Are developers just using these syncing features as little more than attempts to lock the user into their applications? As compared to writing out files to known syncing services, it seems like a huge amount of (over)engineering to come up with a custom way to sync data for users, and then have maintain servers for all the years after that initial app purchase. For whatever reason, the reasonable motivations that drove businesses and companies to just pay for AWS and S3 storage don’t seem to apply to syncing services.

As an end-user, my big concern is not just the stability of a privately-run service2, but what happens when the company — and presumably the service — goes under. The good ones may patch their apps to allow third-party syncing, but they may also just take the ball home and shut everything down with no user recourse. For instance, I was concerned enough about the health of Evernote that I ended up moving to a less-polished but more stable competitor.

And while the bigger cloud drive services above aren’t immune to shutdown, they’re in a better spot both because the company can survive much longer than a small indie shop or startup, but more importantly because they also tend to have other company-branded apps built on top.

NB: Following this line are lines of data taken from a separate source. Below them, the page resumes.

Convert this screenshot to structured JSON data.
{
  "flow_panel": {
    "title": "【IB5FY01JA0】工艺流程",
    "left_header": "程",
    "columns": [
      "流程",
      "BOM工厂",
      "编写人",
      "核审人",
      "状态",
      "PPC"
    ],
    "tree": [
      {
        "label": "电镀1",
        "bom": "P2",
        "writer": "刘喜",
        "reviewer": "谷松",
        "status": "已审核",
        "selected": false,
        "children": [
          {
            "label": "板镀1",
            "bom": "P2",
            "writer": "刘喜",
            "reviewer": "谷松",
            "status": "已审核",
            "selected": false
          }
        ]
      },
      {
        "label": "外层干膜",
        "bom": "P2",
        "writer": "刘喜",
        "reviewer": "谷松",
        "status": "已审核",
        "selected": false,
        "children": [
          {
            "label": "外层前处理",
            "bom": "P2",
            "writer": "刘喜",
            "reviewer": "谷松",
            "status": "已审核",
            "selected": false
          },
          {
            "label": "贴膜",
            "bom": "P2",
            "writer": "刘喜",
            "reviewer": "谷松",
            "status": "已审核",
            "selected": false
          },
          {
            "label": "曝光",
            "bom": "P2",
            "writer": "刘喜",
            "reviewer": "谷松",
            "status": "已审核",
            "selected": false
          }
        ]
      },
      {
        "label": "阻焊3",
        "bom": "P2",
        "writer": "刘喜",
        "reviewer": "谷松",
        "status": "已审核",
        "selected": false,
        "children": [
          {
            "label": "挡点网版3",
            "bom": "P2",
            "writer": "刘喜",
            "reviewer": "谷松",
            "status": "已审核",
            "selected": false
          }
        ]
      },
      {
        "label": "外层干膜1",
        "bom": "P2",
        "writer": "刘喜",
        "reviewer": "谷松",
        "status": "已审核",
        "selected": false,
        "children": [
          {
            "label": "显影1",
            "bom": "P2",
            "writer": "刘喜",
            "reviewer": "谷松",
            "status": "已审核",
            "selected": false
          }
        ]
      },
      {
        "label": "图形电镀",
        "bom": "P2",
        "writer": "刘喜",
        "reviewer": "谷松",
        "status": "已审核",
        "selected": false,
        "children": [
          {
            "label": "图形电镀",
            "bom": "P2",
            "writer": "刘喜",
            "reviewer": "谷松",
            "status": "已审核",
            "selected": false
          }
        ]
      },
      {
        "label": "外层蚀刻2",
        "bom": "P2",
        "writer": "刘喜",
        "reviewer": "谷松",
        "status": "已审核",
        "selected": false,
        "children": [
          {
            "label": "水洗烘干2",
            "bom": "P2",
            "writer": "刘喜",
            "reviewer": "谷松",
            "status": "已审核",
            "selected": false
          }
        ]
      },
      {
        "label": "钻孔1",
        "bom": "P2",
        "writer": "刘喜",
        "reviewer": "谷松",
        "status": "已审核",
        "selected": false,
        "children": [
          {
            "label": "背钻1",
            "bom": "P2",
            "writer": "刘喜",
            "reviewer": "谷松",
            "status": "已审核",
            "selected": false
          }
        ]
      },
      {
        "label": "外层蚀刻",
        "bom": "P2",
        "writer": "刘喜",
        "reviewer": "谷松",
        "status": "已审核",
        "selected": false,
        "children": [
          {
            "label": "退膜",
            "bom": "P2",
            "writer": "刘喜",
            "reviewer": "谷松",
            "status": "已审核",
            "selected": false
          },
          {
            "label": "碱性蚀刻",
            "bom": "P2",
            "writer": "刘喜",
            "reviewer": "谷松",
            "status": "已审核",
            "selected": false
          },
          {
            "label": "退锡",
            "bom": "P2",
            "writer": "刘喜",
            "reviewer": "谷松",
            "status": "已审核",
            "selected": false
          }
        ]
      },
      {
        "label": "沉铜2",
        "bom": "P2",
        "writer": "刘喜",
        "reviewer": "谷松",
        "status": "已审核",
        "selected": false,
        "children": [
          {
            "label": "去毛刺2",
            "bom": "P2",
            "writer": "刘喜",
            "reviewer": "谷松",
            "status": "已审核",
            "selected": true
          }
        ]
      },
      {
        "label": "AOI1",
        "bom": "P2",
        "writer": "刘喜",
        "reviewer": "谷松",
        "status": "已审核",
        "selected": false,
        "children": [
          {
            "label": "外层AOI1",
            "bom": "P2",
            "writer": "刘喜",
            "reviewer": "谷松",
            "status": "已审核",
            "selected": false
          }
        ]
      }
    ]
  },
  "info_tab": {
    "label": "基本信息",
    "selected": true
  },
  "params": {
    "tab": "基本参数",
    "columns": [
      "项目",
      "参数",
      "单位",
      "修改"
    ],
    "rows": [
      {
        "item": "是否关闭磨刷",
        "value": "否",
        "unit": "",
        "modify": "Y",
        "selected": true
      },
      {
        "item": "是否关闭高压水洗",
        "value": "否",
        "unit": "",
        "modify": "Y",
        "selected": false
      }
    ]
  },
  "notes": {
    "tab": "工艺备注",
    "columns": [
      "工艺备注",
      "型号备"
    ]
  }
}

These services also have enough users that discontinuing them would prompt a transition plan from the company itself, if not from end-users and fans of the service directly3. Having these apps use one of a handful of major services also allows the end user to consolidate their sync-able storage accounts, particularly if they’re paying for extra capacity4.

Sadly, it looks more and more like proprietary data syncing is a sellable feature, both in pushing for version upgrades as well as justifying a monthly subscription. I guess as long as the data is fully exportable, I can develop reoccurring backup and even exit strategies in case the app gets discontinued; it’d be a lot more transparent if I can just manipulate the files directly in my cloud provider of choice.


  1. And more than one user is unhappy about the new business model.

  2. That said, I was burned by this pretty recently. When Day One 2 launched and migrated everyone over to its own sync, there was a bug that triple copied every journal entry. It took me 3 hours to dedup. my data before they patched in a fix.

  3. See the ecosystem around RSS readers that flourished with the demise of Google Reader.

  4. I’m looking at you, iCloud and your huge iOS backups.